Some may believe that the world should remain a tower of Babel forever, and it’s tough to figure out where many opinions might fall on this question. Words Without Borders, the acclaimed website for international literature, obviously represents a globalist sensibility, but Words Without Borders also represents the vibrant worldwide community of literary translators, who (as experts in the intricacies of their chosen languages) might be appalled at the idea of a global language. Other excellent organizations like Open Letter Books, PEN and the National Endowment for the Arts could be expected to be similarly lukewarm about the idea.

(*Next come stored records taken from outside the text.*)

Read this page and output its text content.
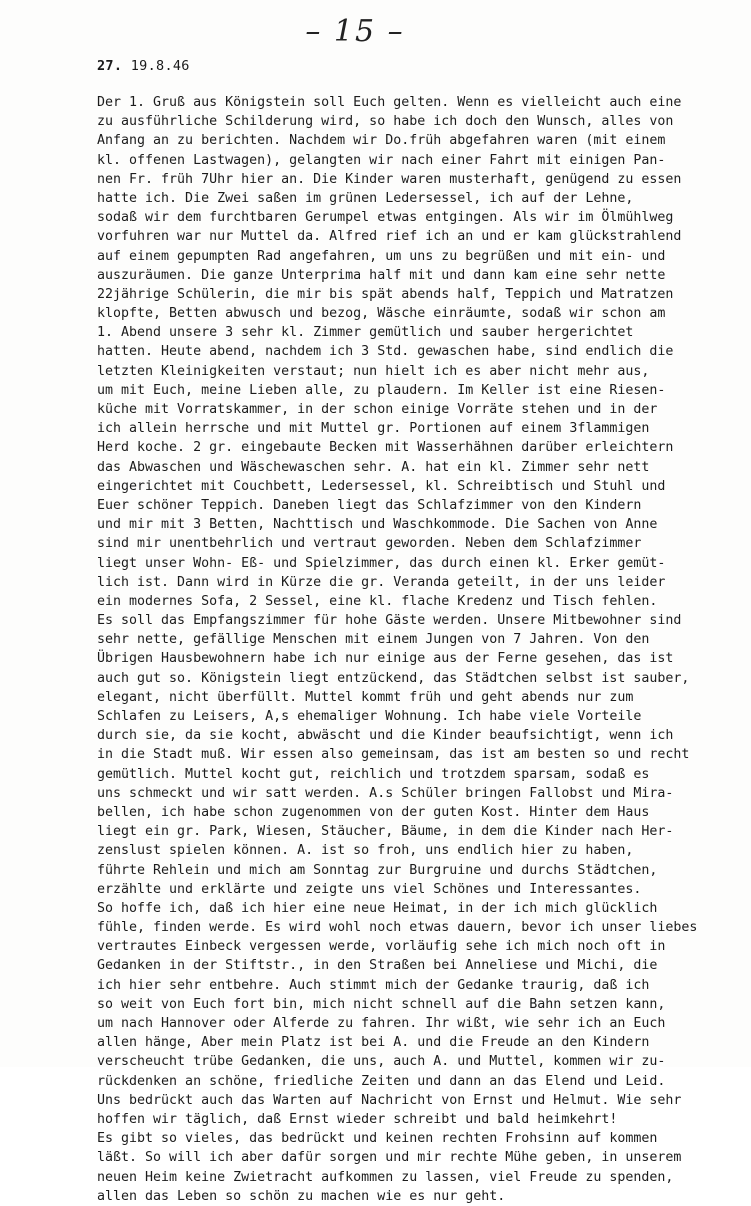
– 15 –
27. 19.8.46
Der 1. Gruß aus Königstein soll Euch gelten. Wenn es vielleicht auch eine
zu ausführliche Schilderung wird, so habe ich doch den Wunsch, alles von
Anfang an zu berichten. Nachdem wir Do.früh abgefahren waren (mit einem
kl. offenen Lastwagen), gelangten wir nach einer Fahrt mit einigen Pan-
nen Fr. früh 7Uhr hier an. Die Kinder waren musterhaft, genügend zu essen
hatte ich. Die Zwei saßen im grünen Ledersessel, ich auf der Lehne,
sodaß wir dem furchtbaren Gerumpel etwas entgingen. Als wir im Ölmühlweg
vorfuhren war nur Muttel da. Alfred rief ich an und er kam glückstrahlend
auf einem gepumpten Rad angefahren, um uns zu begrüßen und mit ein- und
auszuräumen. Die ganze Unterprima half mit und dann kam eine sehr nette
22jährige Schülerin, die mir bis spät abends half, Teppich und Matratzen
klopfte, Betten abwusch und bezog, Wäsche einräumte, sodaß wir schon am
1. Abend unsere 3 sehr kl. Zimmer gemütlich und sauber hergerichtet
hatten. Heute abend, nachdem ich 3 Std. gewaschen habe, sind endlich die
letzten Kleinigkeiten verstaut; nun hielt ich es aber nicht mehr aus,
um mit Euch, meine Lieben alle, zu plaudern. Im Keller ist eine Riesen-
küche mit Vorratskammer, in der schon einige Vorräte stehen und in der
ich allein herrsche und mit Muttel gr. Portionen auf einem 3flammigen
Herd koche. 2 gr. eingebaute Becken mit Wasserhähnen darüber erleichtern
das Abwaschen und Wäschewaschen sehr. A. hat ein kl. Zimmer sehr nett
eingerichtet mit Couchbett, Ledersessel, kl. Schreibtisch und Stuhl und
Euer schöner Teppich. Daneben liegt das Schlafzimmer von den Kindern
und mir mit 3 Betten, Nachttisch und Waschkommode. Die Sachen von Anne
sind mir unentbehrlich und vertraut geworden. Neben dem Schlafzimmer
liegt unser Wohn- Eß- und Spielzimmer, das durch einen kl. Erker gemüt-
lich ist. Dann wird in Kürze die gr. Veranda geteilt, in der uns leider
ein modernes Sofa, 2 Sessel, eine kl. flache Kredenz und Tisch fehlen.
Es soll das Empfangszimmer für hohe Gäste werden. Unsere Mitbewohner sind
sehr nette, gefällige Menschen mit einem Jungen von 7 Jahren. Von den
Übrigen Hausbewohnern habe ich nur einige aus der Ferne gesehen, das ist
auch gut so. Königstein liegt entzückend, das Städtchen selbst ist sauber,
elegant, nicht überfüllt. Muttel kommt früh und geht abends nur zum
Schlafen zu Leisers, A,s ehemaliger Wohnung. Ich habe viele Vorteile
durch sie, da sie kocht, abwäscht und die Kinder beaufsichtigt, wenn ich
in die Stadt muß. Wir essen also gemeinsam, das ist am besten so und recht
gemütlich. Muttel kocht gut, reichlich und trotzdem sparsam, sodaß es
uns schmeckt und wir satt werden. A.s Schüler bringen Fallobst und Mira-
bellen, ich habe schon zugenommen von der guten Kost. Hinter dem Haus
liegt ein gr. Park, Wiesen, Stäucher, Bäume, in dem die Kinder nach Her-
zenslust spielen können. A. ist so froh, uns endlich hier zu haben,
führte Rehlein und mich am Sonntag zur Burgruine und durchs Städtchen,
erzählte und erklärte und zeigte uns viel Schönes und Interessantes.
So hoffe ich, daß ich hier eine neue Heimat, in der ich mich glücklich
fühle, finden werde. Es wird wohl noch etwas dauern, bevor ich unser liebes
vertrautes Einbeck vergessen werde, vorläufig sehe ich mich noch oft in
Gedanken in der Stiftstr., in den Straßen bei Anneliese und Michi, die
ich hier sehr entbehre. Auch stimmt mich der Gedanke traurig, daß ich
so weit von Euch fort bin, mich nicht schnell auf die Bahn setzen kann,
um nach Hannover oder Alferde zu fahren. Ihr wißt, wie sehr ich an Euch
allen hänge, Aber mein Platz ist bei A. und die Freude an den Kindern
verscheucht trübe Gedanken, die uns, auch A. und Muttel, kommen wir zu-
rückdenken an schöne, friedliche Zeiten und dann an das Elend und Leid.
Uns bedrückt auch das Warten auf Nachricht von Ernst und Helmut. Wie sehr
hoffen wir täglich, daß Ernst wieder schreibt und bald heimkehrt!
Es gibt so vieles, das bedrückt und keinen rechten Frohsinn auf kommen
läßt. So will ich aber dafür sorgen und mir rechte Mühe geben, in unserem
neuen Heim keine Zwietracht aufkommen zu lassen, viel Freude zu spenden,
allen das Leben so schön zu machen wie es nur geht.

No person of good conscience could wish for the richness of the world’s separate languages to go away. And yet, there is no contradiction between the preservation of separate languages and the gradual emergence of a global language. The closer we look, the more it seems obvious that a world language would be a good idea — if it could possibly be achieved, and if it did not displace existing languages. The harder question, it turns out, is how to make it happen.
Nobody wants Esperanto 2.0. If a world language emerges, it will happen from the ground up. But it’s worth bringing the whole topic, which was once so popular and seemed so full of promise, back into the light. The ability to communicate easily, naturally and widely between the cultures of the world is vital for our future. The potential benefits of a linguistically integrated world are beyond measure. It’s a no-brainer, really.

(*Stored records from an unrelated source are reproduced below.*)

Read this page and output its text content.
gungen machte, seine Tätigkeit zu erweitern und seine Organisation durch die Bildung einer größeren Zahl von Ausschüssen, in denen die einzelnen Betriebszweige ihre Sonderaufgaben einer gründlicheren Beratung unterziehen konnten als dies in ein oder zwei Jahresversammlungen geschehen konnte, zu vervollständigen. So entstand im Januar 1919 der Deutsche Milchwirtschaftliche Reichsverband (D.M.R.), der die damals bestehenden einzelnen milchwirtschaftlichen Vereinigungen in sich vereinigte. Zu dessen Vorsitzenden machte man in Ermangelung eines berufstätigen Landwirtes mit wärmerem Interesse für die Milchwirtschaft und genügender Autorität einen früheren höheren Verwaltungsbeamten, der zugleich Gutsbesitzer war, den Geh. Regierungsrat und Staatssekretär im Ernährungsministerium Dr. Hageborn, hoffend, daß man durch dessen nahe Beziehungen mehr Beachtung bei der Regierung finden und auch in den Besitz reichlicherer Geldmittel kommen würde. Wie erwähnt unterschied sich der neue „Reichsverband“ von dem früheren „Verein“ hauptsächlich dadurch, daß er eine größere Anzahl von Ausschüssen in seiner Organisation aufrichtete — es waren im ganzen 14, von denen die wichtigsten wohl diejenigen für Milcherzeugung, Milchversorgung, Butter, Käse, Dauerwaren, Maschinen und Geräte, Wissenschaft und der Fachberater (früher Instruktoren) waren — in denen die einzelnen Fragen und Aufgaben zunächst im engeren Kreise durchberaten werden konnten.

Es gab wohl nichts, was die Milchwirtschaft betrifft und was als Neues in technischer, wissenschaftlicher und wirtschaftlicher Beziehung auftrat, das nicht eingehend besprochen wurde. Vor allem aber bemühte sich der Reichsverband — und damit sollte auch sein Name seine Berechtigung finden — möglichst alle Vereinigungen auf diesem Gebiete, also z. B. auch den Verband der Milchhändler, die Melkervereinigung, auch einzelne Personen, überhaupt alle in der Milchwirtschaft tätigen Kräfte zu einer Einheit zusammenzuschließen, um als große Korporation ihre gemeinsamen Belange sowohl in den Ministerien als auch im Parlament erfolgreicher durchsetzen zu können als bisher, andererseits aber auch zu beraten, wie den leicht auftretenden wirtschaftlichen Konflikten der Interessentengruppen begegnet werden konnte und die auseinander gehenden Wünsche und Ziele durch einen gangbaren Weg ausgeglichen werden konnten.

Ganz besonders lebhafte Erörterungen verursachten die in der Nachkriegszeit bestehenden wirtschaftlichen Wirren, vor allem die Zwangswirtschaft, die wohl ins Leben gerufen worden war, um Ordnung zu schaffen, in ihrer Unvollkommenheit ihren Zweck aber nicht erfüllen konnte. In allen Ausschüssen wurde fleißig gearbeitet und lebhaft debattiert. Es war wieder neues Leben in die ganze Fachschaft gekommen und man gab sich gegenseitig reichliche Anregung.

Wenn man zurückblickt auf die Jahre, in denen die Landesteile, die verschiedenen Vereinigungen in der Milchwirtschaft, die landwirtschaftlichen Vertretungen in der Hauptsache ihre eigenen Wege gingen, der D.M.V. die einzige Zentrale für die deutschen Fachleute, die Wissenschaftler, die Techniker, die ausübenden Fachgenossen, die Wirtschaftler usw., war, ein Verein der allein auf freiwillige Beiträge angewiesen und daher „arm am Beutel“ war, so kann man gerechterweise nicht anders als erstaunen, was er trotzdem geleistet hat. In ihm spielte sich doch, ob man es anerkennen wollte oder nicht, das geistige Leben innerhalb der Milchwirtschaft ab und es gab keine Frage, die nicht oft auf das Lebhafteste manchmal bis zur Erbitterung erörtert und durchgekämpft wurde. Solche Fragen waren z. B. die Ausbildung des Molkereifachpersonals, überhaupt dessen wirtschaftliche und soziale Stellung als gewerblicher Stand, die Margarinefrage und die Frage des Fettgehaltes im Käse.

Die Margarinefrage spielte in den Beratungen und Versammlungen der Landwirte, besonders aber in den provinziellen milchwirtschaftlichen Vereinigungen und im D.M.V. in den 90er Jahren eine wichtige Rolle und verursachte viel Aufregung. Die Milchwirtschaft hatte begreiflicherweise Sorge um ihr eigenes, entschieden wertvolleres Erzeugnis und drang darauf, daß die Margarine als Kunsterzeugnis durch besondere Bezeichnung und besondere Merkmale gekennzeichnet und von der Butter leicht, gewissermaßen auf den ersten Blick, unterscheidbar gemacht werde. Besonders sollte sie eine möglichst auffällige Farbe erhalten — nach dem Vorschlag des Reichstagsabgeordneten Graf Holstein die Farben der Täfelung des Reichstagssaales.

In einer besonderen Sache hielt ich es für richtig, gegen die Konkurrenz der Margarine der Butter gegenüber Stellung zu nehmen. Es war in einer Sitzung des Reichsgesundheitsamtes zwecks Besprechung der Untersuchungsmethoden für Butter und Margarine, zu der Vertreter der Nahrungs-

Many centuries ago, respected Christian intellectuals argued that it was a sacrilege to translate the Bible into common languages. Current objections that it would be a sacrilege to bridge the languages of the world should be taken in a similar spirit.
But how can a new movement for a global language possibly take root, after such terrible previous starts? Where would it even begin? The 2010 Esperanto conference in Havana is probably not the answer.
I have no idea what the answer is. But I do think the question deserves some serious thought.